L’instinct maternel de l’huître plate : Contrairement à sa cousine creuse, l’huître plate Ostrea edulis ne libère pas directement ses ovules dans la mer. Chez elle, la fécondation et le début du développement larvaire se passe dans la coquille de la mère. Les gamètes mâles présents dans l’eau de mer qu’elle filtre fécondent ainsi ses ovules. Les jeunes larves y restent protégées 8 à 10 jours avant d’être libérées dans la colonne d’eau. « C’est le seul bivalve de nos côtes européennes à avoir un instinct maternel », souligne Stéphane Pouvreau. Cette phase de protection permet d’éviter aux larves d’être dispersées par les courants. Une fois libres, les larves évoluent dans toute la colonne d’eau pendant encore une dizaine de jours jusqu’à trouver le substrat adapté sur lequel elles se fixeront pour le restant de leur vie. Et une huître plate peut vivre plus de 30 ans ! 

Des collecteurs immergés en mer d’Iroise pour la langouste rouge

Une expérimentation analogue sera menée dans les prochaines semaines sur la langouste rouge. Comme l’huître plate, c’est une espèce qui a été fortement pêchée sur les côtes bretonnes et qui connaît un fort déclin. Alors que 250 tonnes étaient pêchées chaque année au sortir de la guerre dans le seul port d’Audierne (29) pour une production nationale de près de 1000 tonnes, seulement 50 tonnes par an étaient pêchées à la fin des années 90 pour l’ensemble de la façade Atlantique. Des mesures de gestion sont appliquées sur cette espèce depuis les années 2000 : taille minimale de capture (110 mm actuellement), zone d’interdiction de pêche de 20 km2, interdiction de pêche de janvier à mars ou encore remise à l’eau des femelles portant des œufs. En parallèle, un suivi scientifique a été mené par l’Ifremer, avec notamment le marquage d’individus pour étudier leur comportement d’une année sur l’autre.

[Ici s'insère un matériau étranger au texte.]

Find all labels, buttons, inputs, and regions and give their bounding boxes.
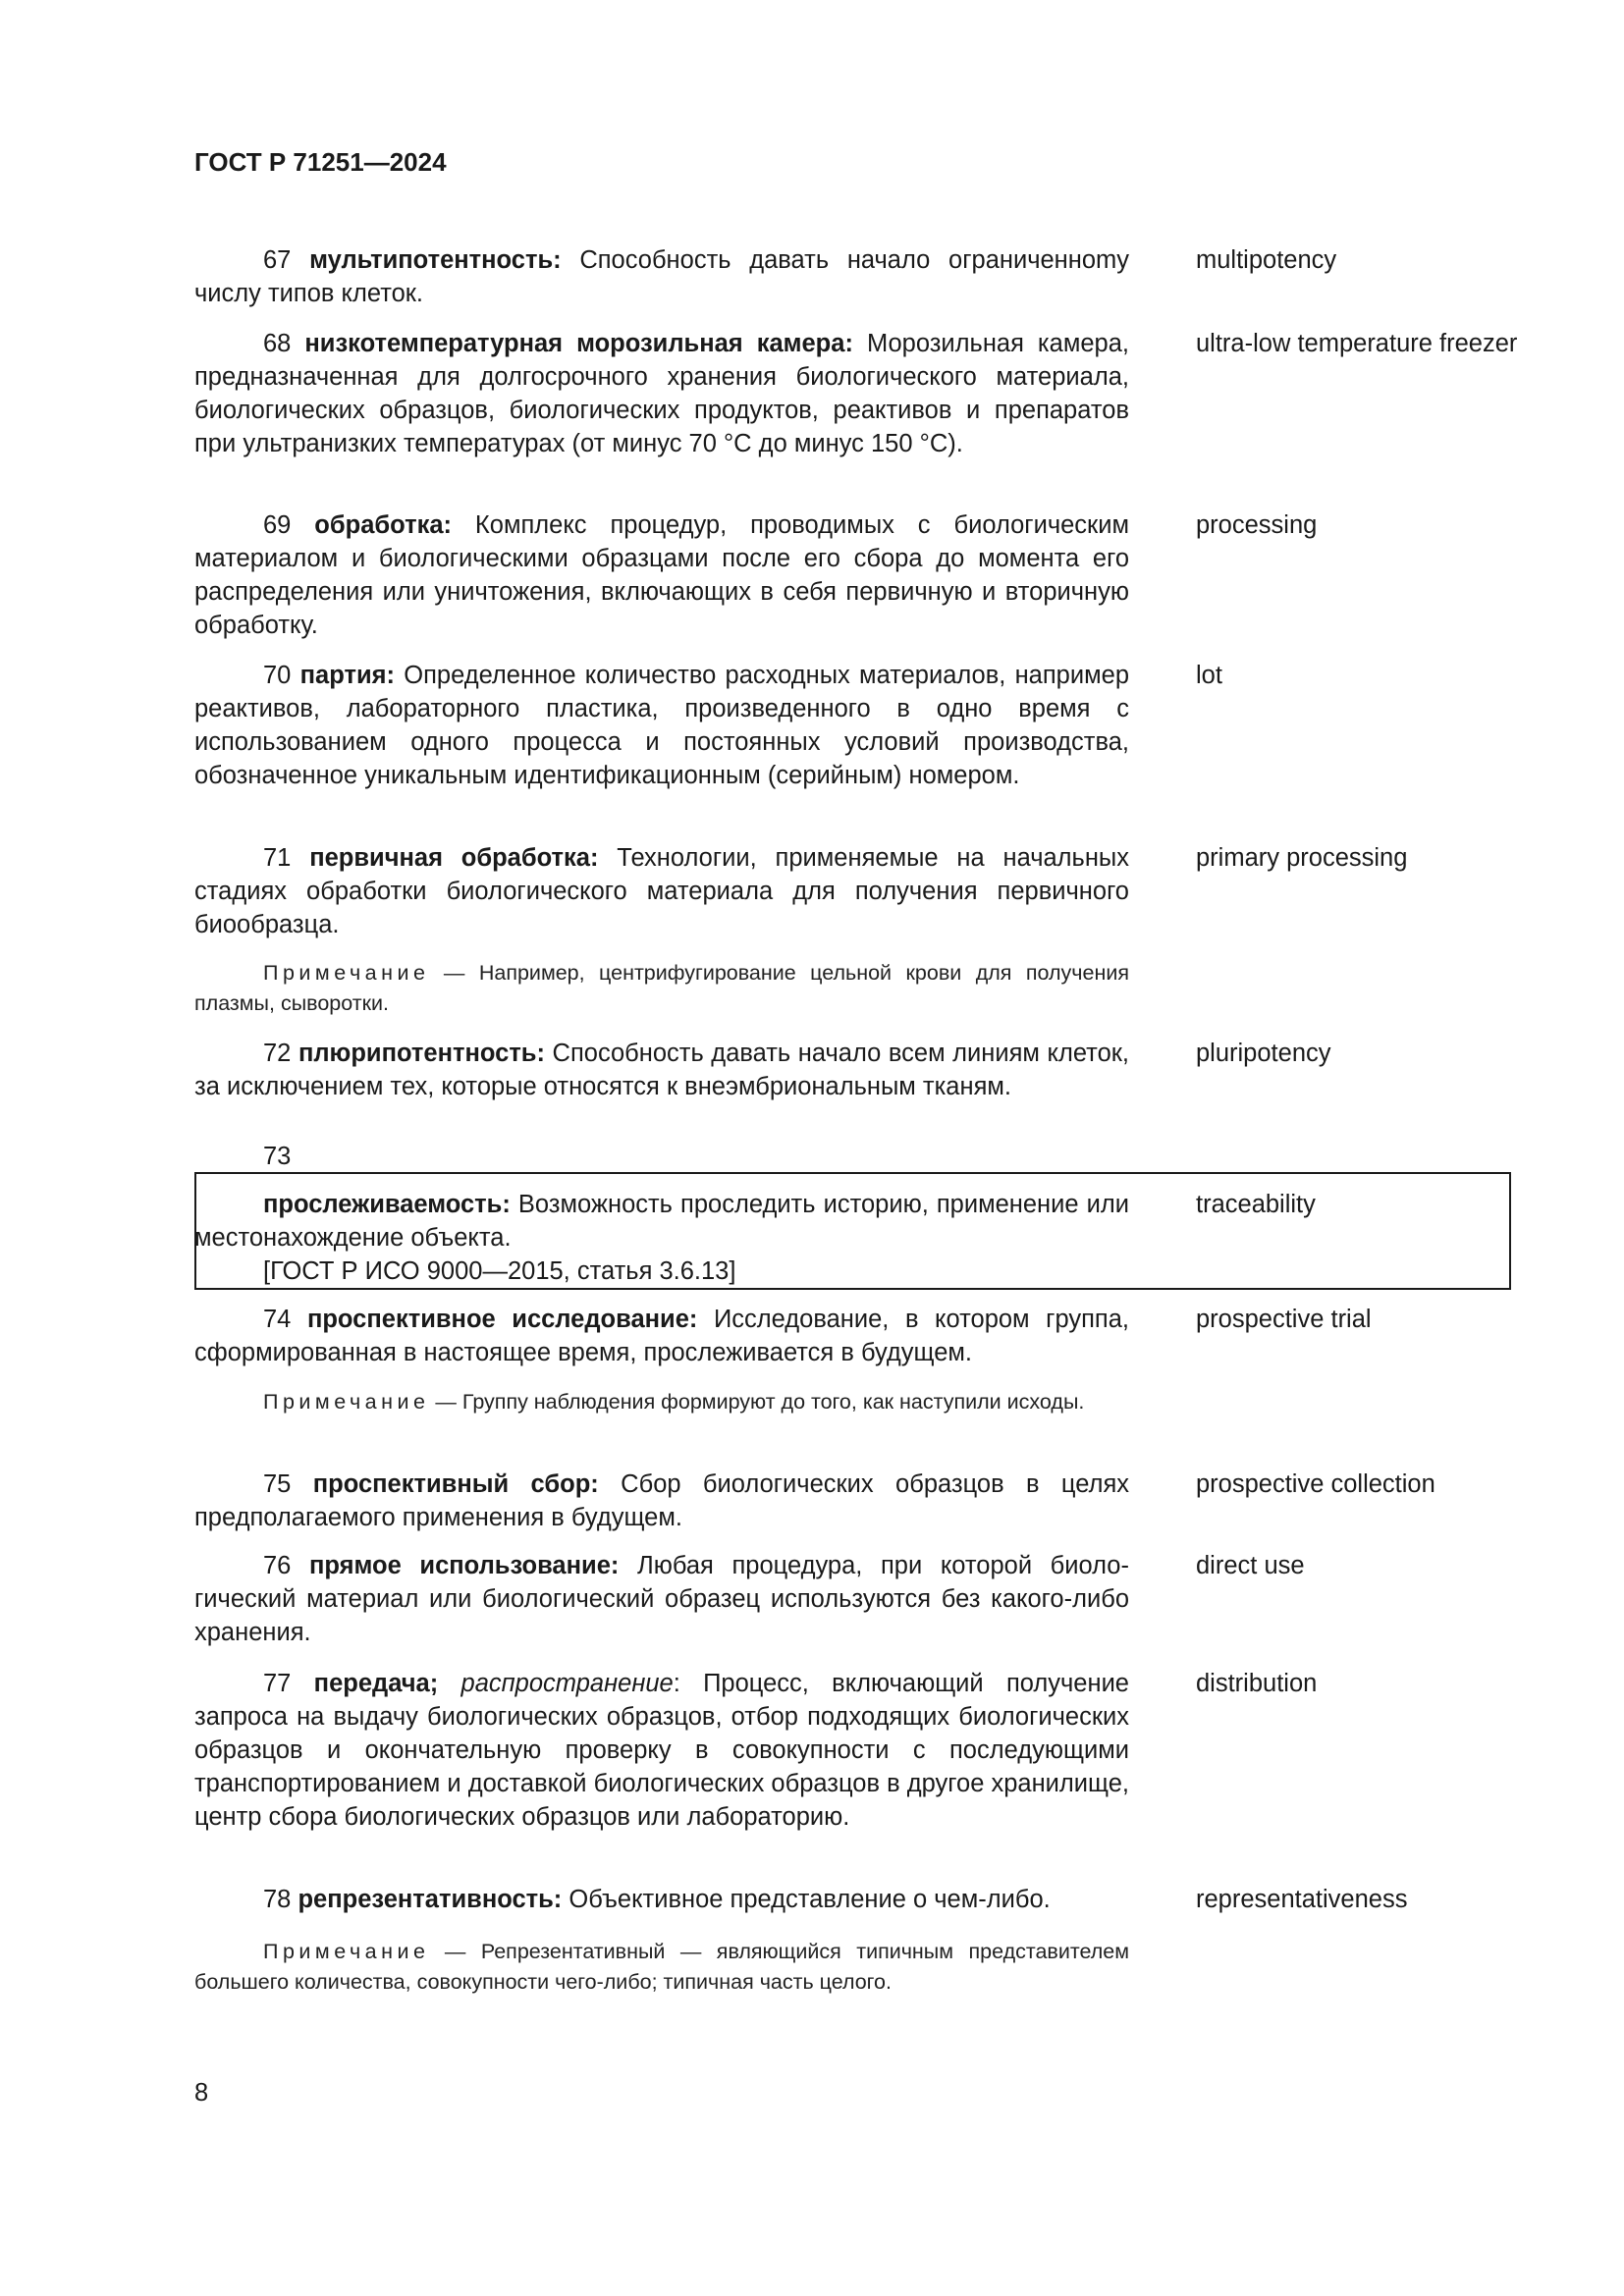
term-english: traceability xyxy=(1196,1188,1520,1221)
term-definition: 71 первичная обработка: Технологии, прим… xyxy=(194,841,1129,941)
term-synonym: распространение xyxy=(461,1670,674,1697)
term-number: 74 xyxy=(263,1306,291,1333)
term-number: 72 xyxy=(263,1040,291,1067)
term-name: передача; xyxy=(314,1670,439,1697)
term-name: обработка: xyxy=(314,511,452,539)
term-english: direct use xyxy=(1196,1549,1520,1582)
term-definition: 78 репрезентативность: Объективное предс… xyxy=(194,1883,1129,1916)
note-label: Примечание xyxy=(263,1390,429,1414)
term-text: Объективное представление о чем-либо. xyxy=(562,1886,1050,1913)
term-name: плюрипотентность: xyxy=(298,1040,545,1067)
term-number: 78 xyxy=(263,1886,291,1913)
term-name: первичная обработка: xyxy=(309,844,598,872)
term-english: lot xyxy=(1196,659,1520,692)
note-71: Примечание — Например, центрифугирование… xyxy=(194,958,1129,1019)
term-english: prospective collection xyxy=(1196,1468,1520,1501)
term-definition: 75 проспективный сбор: Сбор биологически… xyxy=(194,1468,1129,1534)
note-74: Примечание — Группу наблюдения формируют… xyxy=(194,1387,1129,1417)
term-number: 67 xyxy=(263,246,291,274)
note-78: Примечание — Репрезентативный — являющий… xyxy=(194,1937,1129,1998)
term-definition: прослеживаемость: Возможность проследить… xyxy=(194,1188,1129,1255)
term-definition: 74 проспективное исследование: Исследова… xyxy=(194,1303,1129,1369)
term-definition: 72 плюрипотентность: Способность давать … xyxy=(194,1037,1129,1103)
term-number: 70 xyxy=(263,662,291,689)
term-english: multipotency xyxy=(1196,243,1520,277)
term-english: primary processing xyxy=(1196,841,1520,875)
term-name: партия: xyxy=(300,662,395,689)
term-number: 69 xyxy=(263,511,291,539)
term-definition: 69 обработка: Комплекс процедур, проводи… xyxy=(194,508,1129,642)
term-english: distribution xyxy=(1196,1667,1520,1700)
note-label: Примечание xyxy=(263,1940,429,1963)
term-definition: 68 низкотемпературная морозильная камера… xyxy=(194,327,1129,460)
term-definition: 67 мультипотентность: Способность давать… xyxy=(194,243,1129,310)
term-number: 77 xyxy=(263,1670,291,1697)
term-name: проспективный сбор: xyxy=(313,1470,599,1498)
term-name: проспективное исследование: xyxy=(307,1306,697,1333)
term-number: 68 xyxy=(263,330,291,357)
term-reference: [ГОСТ Р ИСО 9000—2015, статья 3.6.13] xyxy=(194,1255,1129,1288)
term-definition: 70 партия: Определенное количество расхо… xyxy=(194,659,1129,792)
term-english: pluripotency xyxy=(1196,1037,1520,1070)
term-name: прямое использование: xyxy=(309,1552,619,1579)
term-english: ultra-low temperature freezer xyxy=(1196,327,1520,360)
term-definition: 77 передача; распространение: Процесс, в… xyxy=(194,1667,1129,1834)
note-text: — Группу наблюдения формируют до того, к… xyxy=(429,1390,1084,1414)
term-number: 76 xyxy=(263,1552,291,1579)
term-name: репрезентативность: xyxy=(298,1886,562,1913)
term-english: prospective trial xyxy=(1196,1303,1520,1336)
document-header: ГОСТ Р 71251—2024 xyxy=(194,147,447,178)
term-number-73: 73 xyxy=(263,1140,291,1173)
page-number: 8 xyxy=(194,2079,208,2108)
term-name: прослеживаемость: xyxy=(263,1191,511,1218)
note-label: Примечание xyxy=(263,961,429,985)
term-name: низкотемпературная морозильная камера: xyxy=(304,330,853,357)
term-definition: 76 прямое использование: Любая процедура… xyxy=(194,1549,1129,1649)
term-english: processing xyxy=(1196,508,1520,542)
term-name: мультипотентность: xyxy=(309,246,562,274)
term-english: representativeness xyxy=(1196,1883,1520,1916)
term-number: 75 xyxy=(263,1470,291,1498)
term-number: 71 xyxy=(263,844,291,872)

Mais les données biologiques manquent encore sur le recrutement de l’espèce : le cycle larvaire et les premiers stades fixés sur le fond. « Nous observons beaucoup de jeunes individus, à un niveau jamais rencontré par les pêcheurs depuis 30 ans. Nous voulons comprendre les causes, et les variations d’une année sur l’autre », précise Martial Laurans, chercheur au Laboratoire halieutique de l’Ifremer et responsable du projet Reccru (Recrutement crustacés). Dans le cadre de ce projet, deux types de collecteur de fond sont en cours d’installation en mer d’Iroise et en baie de Morlaix, avec des suivis réguliers par plongées pendant les trois prochaines années.

Ces projets visent tous deux à mieux connaître la biologie de ces espèces autrefois abondantes afin de mettre en place des solutions efficaces pour les restaurer.